Co-locating Tensorflow with Alluxio worker
By co-locating Tensorflow applications with an Alluxio Worker, Alluxio caches the remote data locally for future access, providing data locality. Without Alluxio, slow remote storage may result in bottleneck on I/O and leave GPU resources underutilized. When concurrently writing or reading big files, Alluxio POSIX API can provide significantly better performance when running on an Alluxio Worker node. Setting up a Worker node with memory space to host all the training data can allow the Alluxio POSIX API to provide nearly 2X performance improvement.
Configure Alluxio write type and read type
Many Tensorflow applications generate a lot of small intermediate files during their workflow. Those intermediate files are only useful for a short time and do not need to be persisted to under storages. If we directly link Tensorflow with remote storages, all files (regardless of the type - data files, intermediate files, results, etc.) will be written to and persisted in the remote storage. With Alluxio – a cache layer between the Tensorflow applications and remote storage, users can reduce unneeded remote persistent work and speed up the write/read time.

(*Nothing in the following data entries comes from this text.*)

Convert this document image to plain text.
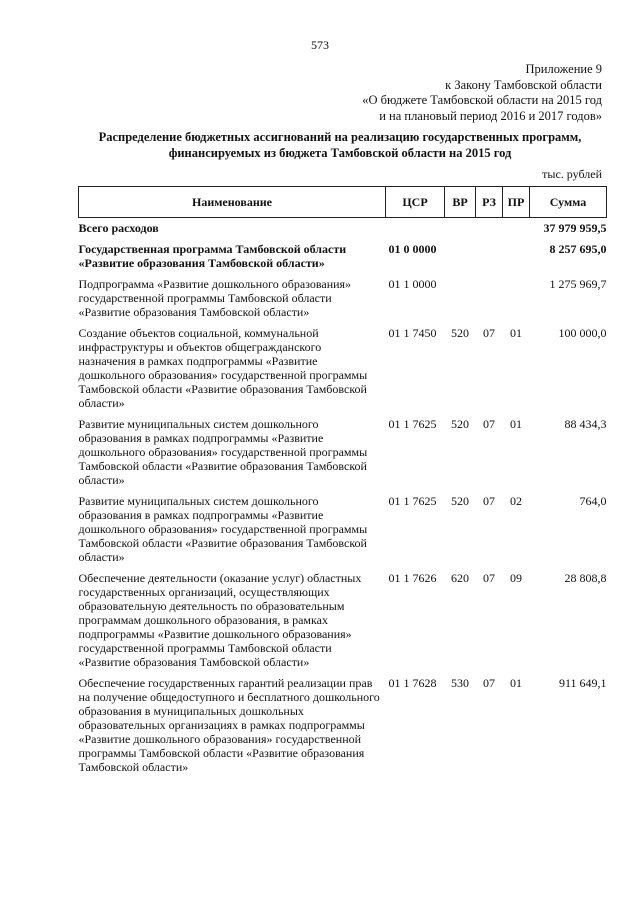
573
Приложение 9
к Закону Тамбовской области
«О бюджете Тамбовской области на 2015 год
и на плановый период 2016 и 2017 годов»
Распределение бюджетных ассигнований на реализацию государственных программ,
финансируемых из бюджета Тамбовской области на 2015 год
тыс. рублей
Наименование	ЦСР	ВР	РЗ	ПР	Сумма
Всего расходов					37 979 959,5
Государственная программа Тамбовской области «Развитие образования Тамбовской области»	01 0 0000				8 257 695,0
Подпрограмма «Развитие дошкольного образования» государственной программы Тамбовской области «Развитие образования Тамбовской области»	01 1 0000				1 275 969,7
Создание объектов социальной, коммунальной инфраструктуры и объектов общегражданского назначения в рамках подпрограммы «Развитие дошкольного образования» государственной программы Тамбовской области «Развитие образования Тамбовской области»	01 1 7450	520	07	01	100 000,0
Развитие муниципальных систем дошкольного образования в рамках подпрограммы «Развитие дошкольного образования» государственной программы Тамбовской области «Развитие образования Тамбовской области»	01 1 7625	520	07	01	88 434,3
Развитие муниципальных систем дошкольного образования в рамках подпрограммы «Развитие дошкольного образования» государственной программы Тамбовской области «Развитие образования Тамбовской области»	01 1 7625	520	07	02	764,0
Обеспечение деятельности (оказание услуг) областных государственных организаций, осуществляющих образовательную деятельность по образовательным программам дошкольного образования, в рамках подпрограммы «Развитие дошкольного образования» государственной программы Тамбовской области «Развитие образования Тамбовской области»	01 1 7626	620	07	09	28 808,8
Обеспечение государственных гарантий реализации прав на получение общедоступного и бесплатного дошкольного образования в муниципальных дошкольных образовательных организациях в рамках подпрограммы «Развитие дошкольного образования» государственной программы Тамбовской области «Развитие образования Тамбовской области»	01 1 7628	530	07	01	911 649,1
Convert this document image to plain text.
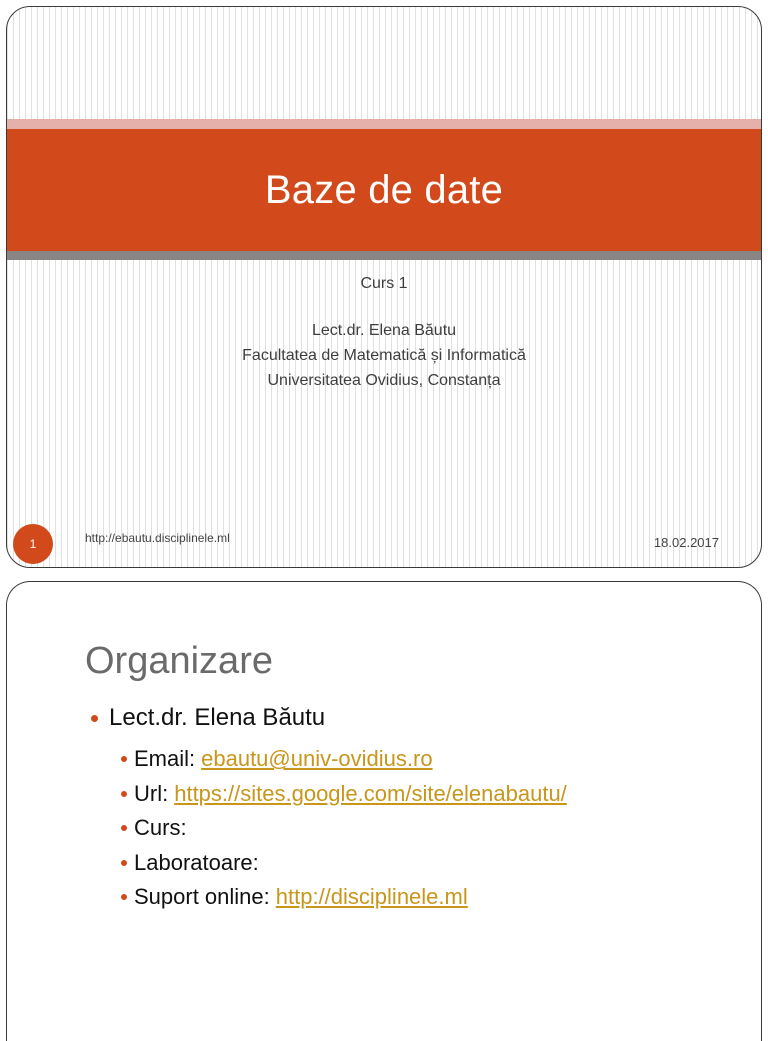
Baze de date
Curs 1
Lect.dr. Elena Băutu
Facultatea de Matematică și Informatică
Universitatea Ovidius, Constanța
1	http://ebautu.disciplinele.ml	18.02.2017
Organizare
Lect.dr. Elena Băutu
Email: ebautu@univ-ovidius.ro
Url: https://sites.google.com/site/elenabautu/
Curs:
Laboratoare:
Suport online: http://disciplinele.ml
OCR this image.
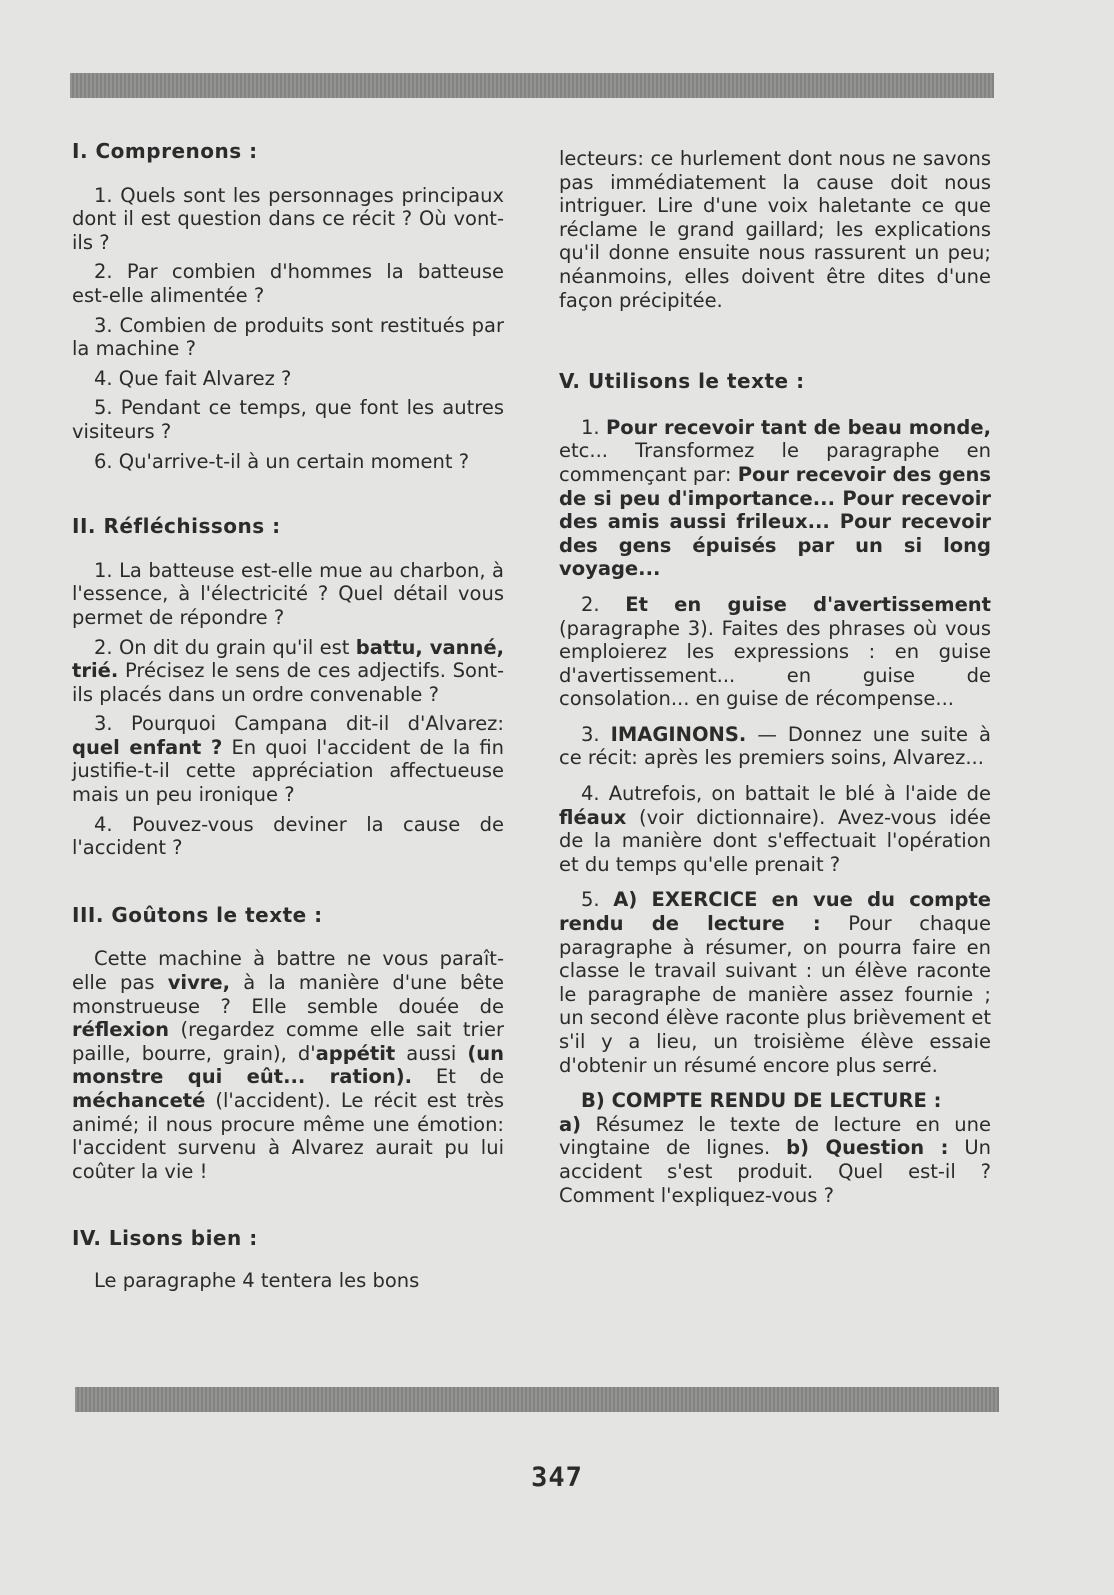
I. Comprenons :

1. Quels sont les personnages principaux dont il est question dans ce récit ? Où vont-ils ?

2. Par combien d'hommes la batteuse est-elle alimentée ?

3. Combien de produits sont restitués par la machine ?

4. Que fait Alvarez ?

5. Pendant ce temps, que font les autres visiteurs ?

6. Qu'arrive-t-il à un certain moment ?

II. Réfléchissons :

1. La batteuse est-elle mue au charbon, à l'essence, à l'électricité ? Quel détail vous permet de répondre ?

2. On dit du grain qu'il est battu, vanné, trié. Précisez le sens de ces adjectifs. Sont-ils placés dans un ordre convenable ?

3. Pourquoi Campana dit-il d'Alvarez: quel enfant ? En quoi l'accident de la fin justifie-t-il cette appréciation affectueuse mais un peu ironique ?

4. Pouvez-vous deviner la cause de l'accident ?

III. Goûtons le texte :

Cette machine à battre ne vous paraît-elle pas vivre, à la manière d'une bête monstrueuse ? Elle semble douée de réflexion (regardez comme elle sait trier paille, bourre, grain), d'appétit aussi (un monstre qui eût... ration). Et de méchanceté (l'accident). Le récit est très animé; il nous procure même une émotion: l'accident survenu à Alvarez aurait pu lui coûter la vie !

IV. Lisons bien :

Le paragraphe 4 tentera les bons

lecteurs: ce hurlement dont nous ne savons pas immédiatement la cause doit nous intriguer. Lire d'une voix haletante ce que réclame le grand gaillard; les explications qu'il donne ensuite nous rassurent un peu; néanmoins, elles doivent être dites d'une façon précipitée.

V. Utilisons le texte :

1. Pour recevoir tant de beau monde, etc... Transformez le paragraphe en commençant par: Pour recevoir des gens de si peu d'importance... Pour recevoir des amis aussi frileux... Pour recevoir des gens épuisés par un si long voyage...

2. Et en guise d'avertissement (paragraphe 3). Faites des phrases où vous emploierez les expressions : en guise d'avertissement... en guise de consolation... en guise de récompense...

3. IMAGINONS. — Donnez une suite à ce récit: après les premiers soins, Alvarez...

4. Autrefois, on battait le blé à l'aide de fléaux (voir dictionnaire). Avez-vous idée de la manière dont s'effectuait l'opération et du temps qu'elle prenait ?

5. A) EXERCICE en vue du compte rendu de lecture : Pour chaque paragraphe à résumer, on pourra faire en classe le travail suivant : un élève raconte le paragraphe de manière assez fournie ; un second élève raconte plus brièvement et s'il y a lieu, un troisième élève essaie d'obtenir un résumé encore plus serré.

B) COMPTE RENDU DE LECTURE :

a) Résumez le texte de lecture en une vingtaine de lignes. b) Question : Un accident s'est produit. Quel est-il ? Comment l'expliquez-vous ?

347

With alluxio.user.file.writetype.default
set to MUST_CACHE
, we can write to the top tier (usually it is the memory
tier) of Alluxio Worker storage.
With alluxio.user.file.readtype.default
set to CACHE_PROMOTE
, we can cache the read data in Alluxio for future access.
This will accelerate our Tensorflow workflow by writing to and reading from memory.
If the remote storages are cloud storages like S3, the advantages will be more obvious.